Но полной уверенности у меня не было. Если и существовало такое место, где истязали даже мертвых, так это «Зверинец».

Сняв с рук чулки, Стася попыталась натянуть их девочке на ноги. Сначала на левую ногу, потом на правую. Один чулок дошел только до середины голени, а другой легко скользнул выше колена. Сокрушаясь от такой неаккуратности, Стася начала поддергивать шерстяной трикотаж, и мне пришлось ей указать, что чулки эти от разных пар: как ни дергай, одинаково не натянешь. И что-либо исправить здесь невозможно; остается довольствоваться тем, чем есть.

– Пожалуйста, – зашептала я Стасе, которая от старания только проделала в одном чулке новую дыру, – оставь мне прошлое, а вдобавок и настоящее. Не хочу я разбираться с будущим.

Так мне досталась роль хранительницы времени и памяти. С той поры вести счет дням стало моей личной обязанностью.

3 сентября 1944 г.

В прошлой жизни все переговоры за нас обеих вела я. У меня был открытый характер, я выработала надежные способы избегать неприятностей и находить приемлемые решения как с ровесниками, так и со взрослыми. Эта роль меня устраивала. Я со всеми была в друзьях и по-честному отстаивала наши интересы.

Прошло совсем немного времени – и мы поняли, что к здешним условиям Стася приспособлена лучше. В ней появилась какая-то бесшабашность. Улыбаясь, она стискивала зубы; научилась ходить не по-девчоночьи, а вразвалочку, на манер киношного ковбоя или героя комиксов.

В то первое утро она не закрывала рта. Забрасывала вопросами всех, кого только можно, чтобы нам с ней поскорее приноровиться к лагерной жизни. Первым подвергся ее атаке взрослый человек, который представился нам как Zwillingesvater – Отец Близнецов. От него не укрылось наше недоумение, но он не стал ничего объяснять, а только сказал, что все дети зовут его именно так; в «Зверинце», как нам предстояло выяснить, было принято давать человеку новое имя и новое сознание; даже взрослые не составляли исключения из этого правила.

– Когда мы увидимся с родными? – спрашивала Стася, пока Отец Близнецов, сидя на перевернутом ящике, подробно записывал для Менгеле все наши данные.

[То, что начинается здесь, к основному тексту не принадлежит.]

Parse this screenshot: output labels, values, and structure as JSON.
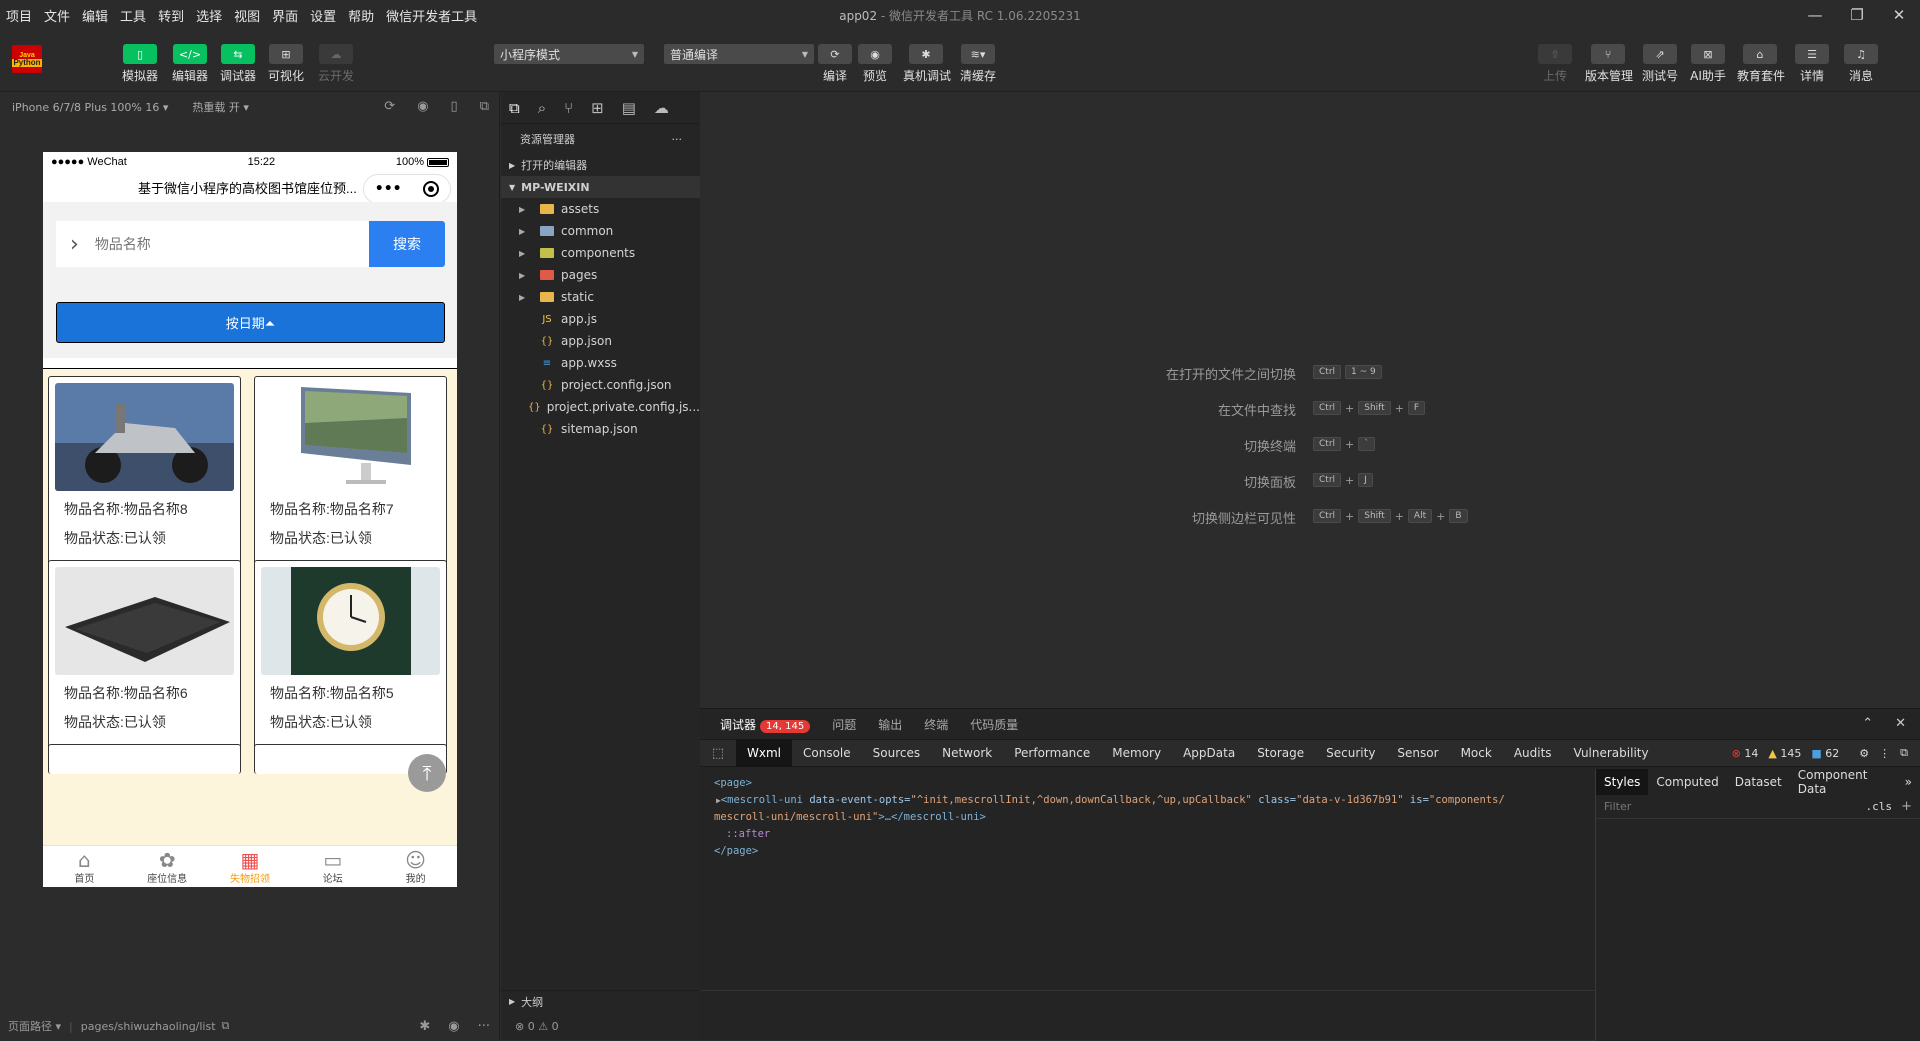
{
  "menu": [
    "项目",
    "文件",
    "编辑",
    "工具",
    "转到",
    "选择",
    "视图",
    "界面",
    "设置",
    "帮助",
    "微信开发者工具"
  ],
  "window": {
    "title": "app02",
    "subtitle": " - 微信开发者工具 RC 1.06.2205231",
    "min": "—",
    "max": "❐",
    "close": "✕"
  },
  "logo": {
    "line1": "Java",
    "line2": "Python"
  },
  "toolbar": {
    "simulator": "模拟器",
    "editor": "编辑器",
    "debugger": "调试器",
    "visual": "可视化",
    "cloud": "云开发",
    "mode_select": "小程序模式",
    "compile_select": "普通编译",
    "compile": "编译",
    "preview": "预览",
    "remote_debug": "真机调试",
    "clear_cache": "清缓存",
    "upload": "上传",
    "version": "版本管理",
    "test": "测试号",
    "ai": "AI助手",
    "edu": "教育套件",
    "detail": "详情",
    "msg": "消息"
  },
  "simulator": {
    "device": "iPhone 6/7/8 Plus 100% 16 ▾",
    "hot_reload": "热重载 开 ▾"
  },
  "phone": {
    "carrier": "●●●●● WeChat",
    "time": "15:22",
    "battery": "100%",
    "nav_title": "基于微信小程序的高校图书馆座位预...",
    "search_placeholder": "物品名称",
    "search_button": "搜索",
    "date_button": "按日期⏶",
    "items": [
      {
        "name": "物品名称:物品名称8",
        "status": "物品状态:已认领"
      },
      {
        "name": "物品名称:物品名称7",
        "status": "物品状态:已认领"
      },
      {
        "name": "物品名称:物品名称6",
        "status": "物品状态:已认领"
      },
      {
        "name": "物品名称:物品名称5",
        "status": "物品状态:已认领"
      }
    ],
    "tabs": [
      "首页",
      "座位信息",
      "失物招领",
      "论坛",
      "我的"
    ]
  },
  "page_path": {
    "label": "页面路径 ▾",
    "path": "pages/shiwuzhaoling/list"
  },
  "explorer": {
    "title": "资源管理器",
    "more": "···",
    "open_editors": "打开的编辑器",
    "project": "MP-WEIXIN",
    "folders": [
      "assets",
      "common",
      "components",
      "pages",
      "static"
    ],
    "files": [
      "app.js",
      "app.json",
      "app.wxss",
      "project.config.json",
      "project.private.config.js...",
      "sitemap.json"
    ],
    "outline": "大纲",
    "status": "⊗ 0 ⚠ 0"
  },
  "shortcuts": [
    {
      "label": "在打开的文件之间切换",
      "keys": [
        "Ctrl",
        "1 ~ 9"
      ]
    },
    {
      "label": "在文件中查找",
      "keys": [
        "Ctrl",
        "Shift",
        "F"
      ]
    },
    {
      "label": "切换终端",
      "keys": [
        "Ctrl",
        "`"
      ]
    },
    {
      "label": "切换面板",
      "keys": [
        "Ctrl",
        "J"
      ]
    },
    {
      "label": "切换侧边栏可见性",
      "keys": [
        "Ctrl",
        "Shift",
        "Alt",
        "B"
      ]
    }
  ],
  "devtools": {
    "tabs": [
      "调试器",
      "问题",
      "输出",
      "终端",
      "代码质量"
    ],
    "badge": "14, 145",
    "panels": [
      "Wxml",
      "Console",
      "Sources",
      "Network",
      "Performance",
      "Memory",
      "AppData",
      "Storage",
      "Security",
      "Sensor",
      "Mock",
      "Audits",
      "Vulnerability"
    ],
    "errors": "14",
    "warnings": "145",
    "infos": "62",
    "code": {
      "l1": "<page>",
      "l2_tag": "<mescroll-uni ",
      "l2_attr1": "data-event-opts=",
      "l2_val1": "\"^init,mescrollInit,^down,downCallback,^up,upCallback\"",
      "l2_attr2": " class=",
      "l2_val2": "\"data-v-1d367b91\"",
      "l2_attr3": " is=",
      "l2_val3": "\"components/",
      "l3_val": "mescroll-uni/mescroll-uni\"",
      "l3_tail": ">…</mescroll-uni>",
      "l4": "::after",
      "l5": "</page>"
    },
    "styles_tabs": [
      "Styles",
      "Computed",
      "Dataset",
      "Component Data"
    ],
    "filter": "Filter",
    "cls": ".cls"
  }
}
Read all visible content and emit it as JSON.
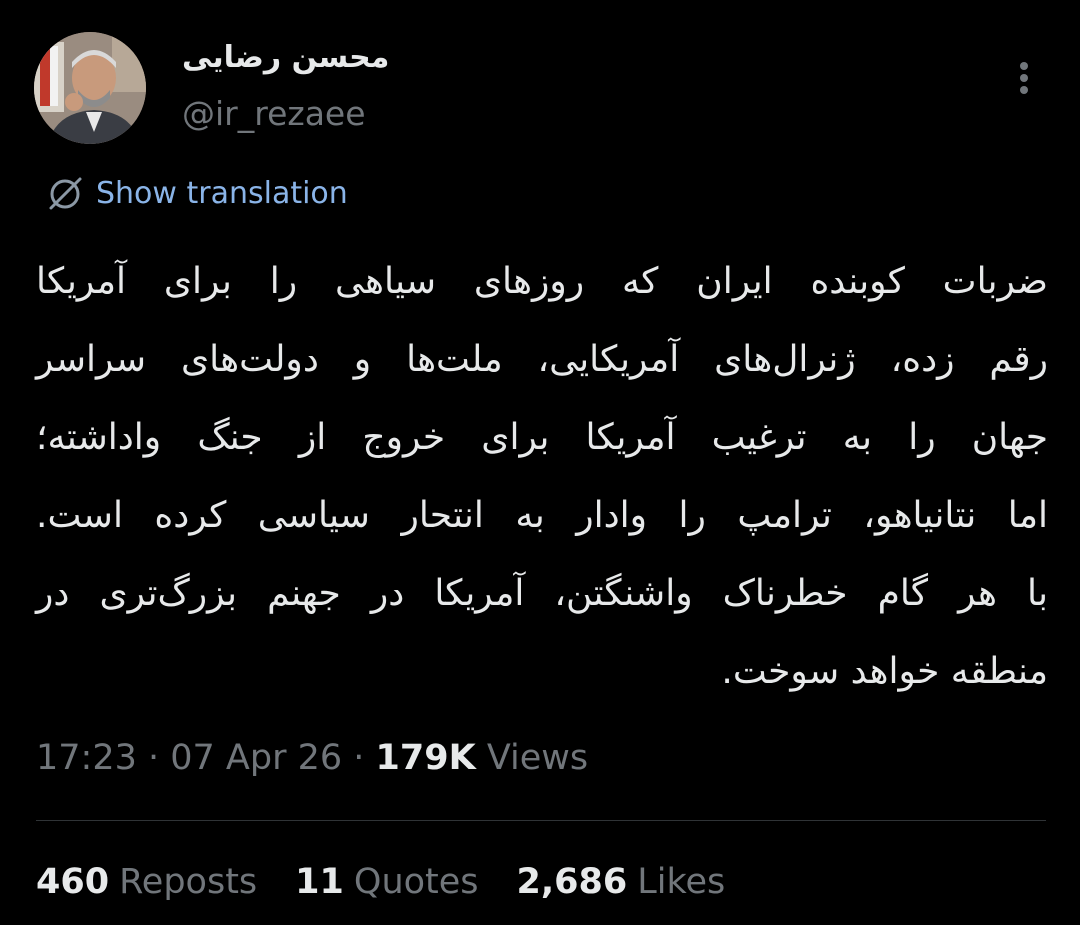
{
  "author": {
    "display_name": "محسن رضایی",
    "handle": "@ir_rezaee",
    "avatar_icon": "profile-photo"
  },
  "menu": {
    "icon": "more-vertical-icon"
  },
  "translation": {
    "label": "Show translation",
    "icon": "globe-slash-icon",
    "color": "#8ab4e8"
  },
  "tweet": {
    "lines": [
      "ضربات کوبنده ایران که روزهای سیاهی را برای آمریکا",
      "رقم زده، ژنرال‌های آمریکایی، ملت‌ها و دولت‌های سراسر",
      "جهان را به ترغیب آمریکا برای خروج از جنگ واداشته؛",
      "اما نتانیاهو، ترامپ را وادار به انتحار سیاسی کرده است.",
      "با هر گام خطرناک واشنگتن، آمریکا در جهنم بزرگ‌تری در",
      "منطقه خواهد سوخت."
    ]
  },
  "meta": {
    "time": "17:23",
    "separator": " · ",
    "date": "07 Apr 26",
    "views_count": "179K",
    "views_label": " Views"
  },
  "stats": {
    "reposts_count": "460",
    "reposts_label": "Reposts",
    "quotes_count": "11",
    "quotes_label": "Quotes",
    "likes_count": "2,686",
    "likes_label": "Likes"
  },
  "colors": {
    "background": "#000000",
    "primary_text": "#e7e9ea",
    "secondary_text": "#71767b",
    "divider": "#2f3336"
  }
}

Мы примостились рядом, за мальчишеским блоком; у наших ног в грязи лежал бесхозный глобус. Путешествиям этой реликвии, обычно хранившейся на складе, отчаянно завидовали все: глобус перемещался из одного конца лагеря в другой, а мы были привязаны к «Зверинцу». Один мальчишка, по имени Петер Абрахам, которого Менгеле прозвал Интеллигент и назначил своим посыльным, украдкой подбирал этот небольшой глобус, прятал под пальто и ковылял, как будто на сносях, от одного блока к другому. Глобус нужно было забирать с утра пораньше, а вечером кто-нибудь из блоковых украдкой относил его назад. Таким образом этот маленький мир переходил из рук в руки и со временем изрядно поистрепался. На его поверхности зияли дырки, границы стерлись, целые страны исчезли полностью. Тем не менее глобус оставался глобусом и приносил немалую пользу, потому что во время таких вот допросов можно было рассматривать земной шар, а не лицо Отца Близнецов, хотя оно, как мне думалось, выглядело таким же потрепанным и унылым.

– Встречи с родными – по праздникам, – отвечал терпеливый Цвиллингефатер. – Во всяком случае, так говорит Менгеле.

Отец Близнецов в свои двадцать девять лет был ветераном чешской армии. Его отличала военная выправка, но была в нем какая-то изнуренность, которую только усугубляли его подопечные. Оценив его военное прошлое и свободное владение немецким, Менгеле поставил его воспитателем в мальчишеский барак и учетчиком всех поступающих близнецов; сделанные им записи потом отсылались на кафедру генетики Берлинского института имени кайзера Вильгельма.

Поручив Отцу Близнецов эту должность, Менгеле, наверно, совершил единственное в жизни доброе дело. Мальчишки души не чаяли в своем блоковом, смотрели на него как на идола, когда он давал им уроки – преимущественно немецкого и географии, а то и гонял с ними тряпичный мячик на футбольном поле, выкраивая редкие минуты для игры.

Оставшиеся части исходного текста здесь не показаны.